Irish county with teams at similar level in hurling, Gaelic football

Dual county (Contae déach) is a term used in Gaelic games to describe a county that competes at a similar level in both hurling and Gaelic football. For example, Dublin play in Division 1 in both the NHL and NFL, while Laois compete in the second tier of the football competition and the first tier of the hurling competition.

Among the dual counties generally recognised are:
- Cork
- Dublin
- Galway
- Kildare
- Laois
- Offaly
- Westmeath
Carlow and Wexford were considered dual counties in the past, although their respective hurling teams have outperformed their football teams in recent decades. Other counties that feature in the lower tiers of Hurling and Football Divisions could also be classified as Dual Counties. Laois, Offaly, and Westmeath would be considered as having strong hurling bases. The traditionally football-dominated counties of Kildare and Wicklow began to have steady and growing hurling populations in the 21st century, with their hurling teams outperforming their footballing counterparts. Kildare would now be considered a fully-fledged dual county.

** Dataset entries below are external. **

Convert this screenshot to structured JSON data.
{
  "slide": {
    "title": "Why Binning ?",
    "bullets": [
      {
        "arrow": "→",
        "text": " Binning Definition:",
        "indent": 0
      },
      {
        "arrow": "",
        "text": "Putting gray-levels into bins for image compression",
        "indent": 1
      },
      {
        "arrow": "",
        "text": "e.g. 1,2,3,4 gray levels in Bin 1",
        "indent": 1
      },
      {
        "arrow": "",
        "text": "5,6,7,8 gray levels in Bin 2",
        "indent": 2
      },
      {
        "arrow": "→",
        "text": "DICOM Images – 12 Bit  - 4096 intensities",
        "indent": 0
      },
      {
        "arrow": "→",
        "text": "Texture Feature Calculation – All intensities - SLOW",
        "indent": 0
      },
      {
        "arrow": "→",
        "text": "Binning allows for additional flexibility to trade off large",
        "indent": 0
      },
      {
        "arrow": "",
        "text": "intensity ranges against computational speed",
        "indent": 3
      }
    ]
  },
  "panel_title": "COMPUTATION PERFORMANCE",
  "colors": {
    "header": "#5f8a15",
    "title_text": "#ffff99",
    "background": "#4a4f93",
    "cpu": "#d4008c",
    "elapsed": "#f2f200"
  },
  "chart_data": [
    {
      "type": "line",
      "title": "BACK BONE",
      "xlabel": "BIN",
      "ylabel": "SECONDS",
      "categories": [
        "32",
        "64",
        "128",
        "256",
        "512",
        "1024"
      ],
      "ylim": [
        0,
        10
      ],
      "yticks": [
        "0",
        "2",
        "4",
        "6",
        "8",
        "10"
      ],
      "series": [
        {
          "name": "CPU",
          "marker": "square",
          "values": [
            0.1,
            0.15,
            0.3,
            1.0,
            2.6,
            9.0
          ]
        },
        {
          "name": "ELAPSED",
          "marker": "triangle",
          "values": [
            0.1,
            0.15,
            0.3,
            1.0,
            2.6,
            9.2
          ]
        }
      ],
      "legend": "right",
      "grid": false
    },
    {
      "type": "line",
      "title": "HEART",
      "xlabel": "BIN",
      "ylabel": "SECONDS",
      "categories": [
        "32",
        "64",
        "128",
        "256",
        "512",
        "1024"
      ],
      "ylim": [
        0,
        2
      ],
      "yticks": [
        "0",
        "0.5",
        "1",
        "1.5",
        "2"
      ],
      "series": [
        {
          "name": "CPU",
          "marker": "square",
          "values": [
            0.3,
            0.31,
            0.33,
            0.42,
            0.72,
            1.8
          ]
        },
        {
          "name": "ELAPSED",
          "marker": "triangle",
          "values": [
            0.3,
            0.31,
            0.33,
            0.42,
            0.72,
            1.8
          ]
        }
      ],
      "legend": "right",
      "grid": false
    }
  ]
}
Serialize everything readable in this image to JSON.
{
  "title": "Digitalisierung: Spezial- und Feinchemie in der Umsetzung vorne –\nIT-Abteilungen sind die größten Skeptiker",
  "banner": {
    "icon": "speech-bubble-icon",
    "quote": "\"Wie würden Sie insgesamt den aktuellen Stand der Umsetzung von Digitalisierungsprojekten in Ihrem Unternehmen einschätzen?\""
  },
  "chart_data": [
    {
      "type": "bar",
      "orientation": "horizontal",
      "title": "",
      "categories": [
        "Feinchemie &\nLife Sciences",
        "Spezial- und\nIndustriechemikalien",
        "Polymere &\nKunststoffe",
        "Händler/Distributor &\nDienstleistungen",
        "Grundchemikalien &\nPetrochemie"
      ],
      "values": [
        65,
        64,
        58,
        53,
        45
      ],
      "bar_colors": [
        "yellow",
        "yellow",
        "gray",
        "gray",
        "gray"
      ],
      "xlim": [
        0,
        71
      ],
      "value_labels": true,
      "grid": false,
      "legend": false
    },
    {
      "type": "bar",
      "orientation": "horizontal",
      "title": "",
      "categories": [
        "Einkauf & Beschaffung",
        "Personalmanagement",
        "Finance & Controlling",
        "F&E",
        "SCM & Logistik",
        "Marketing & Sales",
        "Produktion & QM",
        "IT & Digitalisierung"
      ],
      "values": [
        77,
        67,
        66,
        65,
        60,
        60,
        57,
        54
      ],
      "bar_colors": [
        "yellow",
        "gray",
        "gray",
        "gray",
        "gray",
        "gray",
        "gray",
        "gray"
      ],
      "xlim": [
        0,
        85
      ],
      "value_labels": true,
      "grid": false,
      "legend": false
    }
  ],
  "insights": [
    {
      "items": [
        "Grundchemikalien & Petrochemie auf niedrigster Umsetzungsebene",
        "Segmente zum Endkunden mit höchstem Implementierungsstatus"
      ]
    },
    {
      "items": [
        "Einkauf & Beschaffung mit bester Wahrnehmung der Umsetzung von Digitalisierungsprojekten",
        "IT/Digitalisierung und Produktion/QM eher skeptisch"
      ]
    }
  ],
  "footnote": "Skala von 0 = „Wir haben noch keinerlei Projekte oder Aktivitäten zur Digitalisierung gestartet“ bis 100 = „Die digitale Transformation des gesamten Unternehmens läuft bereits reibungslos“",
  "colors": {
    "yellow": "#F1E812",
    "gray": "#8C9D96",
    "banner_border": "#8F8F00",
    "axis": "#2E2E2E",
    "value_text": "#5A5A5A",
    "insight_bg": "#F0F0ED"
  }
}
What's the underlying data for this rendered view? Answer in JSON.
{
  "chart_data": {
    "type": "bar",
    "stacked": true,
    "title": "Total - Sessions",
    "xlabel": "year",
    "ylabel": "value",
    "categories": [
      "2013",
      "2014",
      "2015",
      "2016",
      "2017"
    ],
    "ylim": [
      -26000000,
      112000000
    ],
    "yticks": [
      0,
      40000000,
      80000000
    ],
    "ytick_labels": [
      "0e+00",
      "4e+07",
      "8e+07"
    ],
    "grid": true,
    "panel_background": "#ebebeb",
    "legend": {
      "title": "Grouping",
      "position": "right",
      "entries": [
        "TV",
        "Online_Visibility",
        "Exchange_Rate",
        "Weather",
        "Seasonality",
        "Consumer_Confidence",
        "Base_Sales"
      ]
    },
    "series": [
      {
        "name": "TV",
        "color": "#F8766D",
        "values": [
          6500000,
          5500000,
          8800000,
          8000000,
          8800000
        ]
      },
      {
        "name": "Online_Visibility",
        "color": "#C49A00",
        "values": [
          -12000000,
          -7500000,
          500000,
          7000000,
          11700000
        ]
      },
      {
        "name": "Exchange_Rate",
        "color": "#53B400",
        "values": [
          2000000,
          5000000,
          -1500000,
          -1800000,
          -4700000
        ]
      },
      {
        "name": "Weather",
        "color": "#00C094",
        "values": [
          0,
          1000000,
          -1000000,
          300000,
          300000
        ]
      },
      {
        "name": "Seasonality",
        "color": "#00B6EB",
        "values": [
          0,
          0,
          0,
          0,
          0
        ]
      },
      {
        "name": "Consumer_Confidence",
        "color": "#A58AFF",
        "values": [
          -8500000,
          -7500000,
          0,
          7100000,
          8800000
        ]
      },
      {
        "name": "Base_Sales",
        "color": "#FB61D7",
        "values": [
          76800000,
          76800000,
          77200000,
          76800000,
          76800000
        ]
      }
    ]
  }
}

Only Tipperary and Cork have won both premier men's competitions, the All-Ireland Senior Hurling and All-Ireland Senior Football championships in the same year. Tipperary won both in 1895 and 1900, while Cork won both in 1890 and 1990. Tipperary has been regarded primarily as a hurling county for most of its history, however, having not won a senior All-Ireland football title since 1935. A golden footballing generation in the 2010s did help the county win an All-Ireland Minor Football Championship in 2011 and Munster Senior Football Championship in 2020. Dublin have made significant improvements in hurling since the turn of the millennium, winning the 2011 National Hurling League and the 2013 Leinster Senior Hurling Championship, and are now considered a dual county.

Dual player is a similar phrase used to describe players who play both sports.